His squad for this week’s playoff drama was patched together. Isak, the man whose Nations League strike had quietly underpinned the whole story, has been out since breaking his leg just before Christmas. Dejan Kulusevski, captain and chief creator, has not played all season. Goalkeeper Viktor Johansson and right-back Emil Krafth were missing. Against Ukraine, Atalanta defender Isak Hien limped off before half-time.
The side that faced Ukraine and Poland looked cobbled together, but it carried a thread of logic from Potter’s past. In goal, 36-year-old Kristoffer Nordfeldt, a national-team understudy for 15 years, suddenly found himself centre stage. Potter had trusted him at Swansea back in 2018-19. He trusted him again. Nordfeldt repaid him with two huge saves against Poland and a series of booming kicks and throws that turned defence into attack in both playoff ties.

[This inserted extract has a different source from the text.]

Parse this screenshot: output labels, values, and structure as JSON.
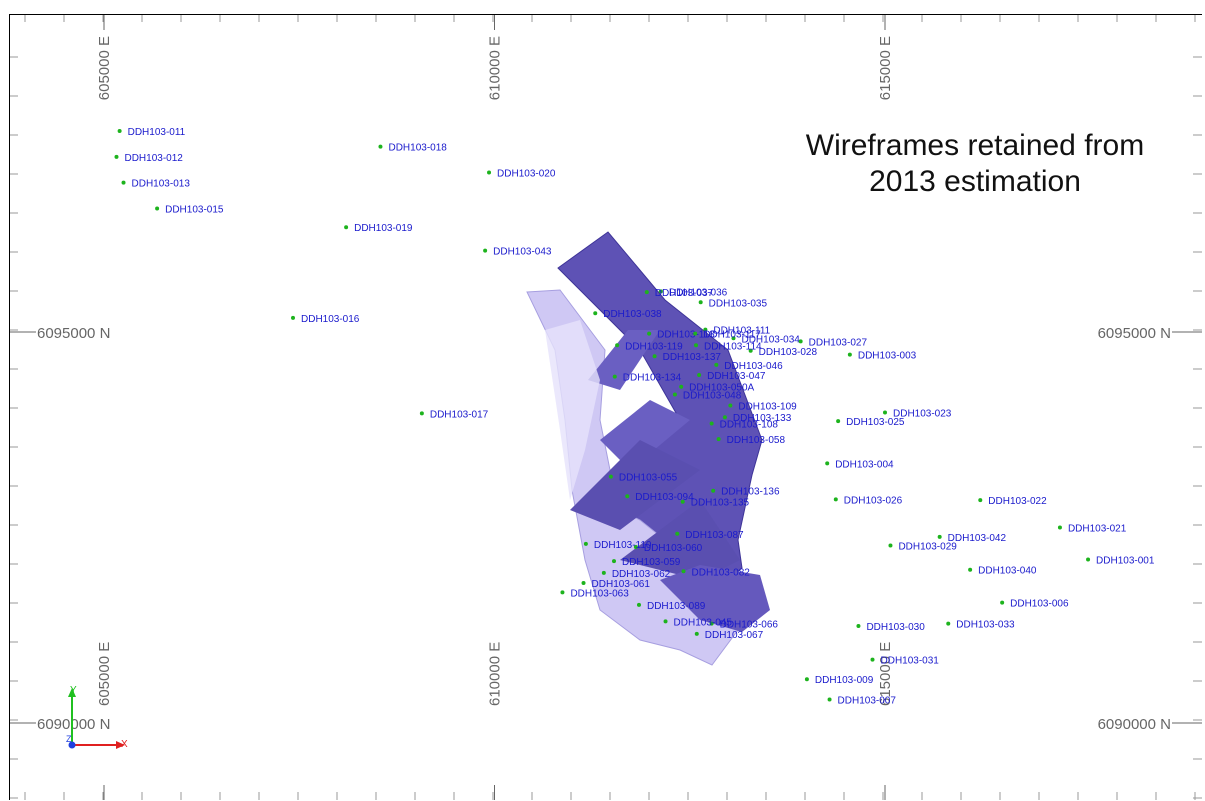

Up front, Gyokeres became the trump card. His season at Arsenal has not always convinced, yet he remains the top scorer for the leaders of what many still call the strongest league in the world. Given the chance to dominate the forward line rather than work around Isak, he tore Ukraine apart with a hat-trick, repeatedly surging in behind and bullying defenders.
Poland contained him better. For long spells he laboured, wrestling with centre-backs, chasing long balls, feeding on scraps. Then, when it mattered most, he arrived in the right place. His late winner detonated around the Strawberry Arena, a roar from fans who had almost stopped believing a World Cup was possible.
Strip away the chaos and there is a more serious question: how dangerous could this Sweden actually be if everyone is fit?
Isak is the third-most expensive player in football history for a reason. Kulusevski, at the start of last season, was posting attacking numbers in the Premier League bettered only by Mohamed Salah. Behind them, Yasin Ayari and Lucas Bergvall are emerging as potentially elite central midfielders, technical and ambitious, the kind of players Sweden have not produced in such numbers for years.
Inside the country, there is a feeling that this might be their best generation in a long time. That makes the route they have taken all the more bizarre. A supposed golden age, sneaking in through the servants’ entrance.
Potter, who holds a Master’s degree in leadership and emotional intelligence, seems to have leaned into the psychology of that. After the grey days under Tomasson, he has focused on unity and belief, stitching together a group that had looked fractured and joyless. The football is still imperfect, the results still uneven, but the mood has shifted.
The last time North America staged a World Cup, in 1994, Sweden finished third. Tomas Brolin, Martin Dahlin, bronze medals, a summer of sunshine and swagger. This time, they could not even finish third in their qualifying group.
Yet here they are, booked in to face Tunisia in Monterrey, the Netherlands in Houston and Japan in Dallas. On paper, they are outsiders to go deep. On the pitch, with Isak and Kulusevski back, with Gyokeres charging, with a manager who knows how to build something from the margins, who would dare to write them off now?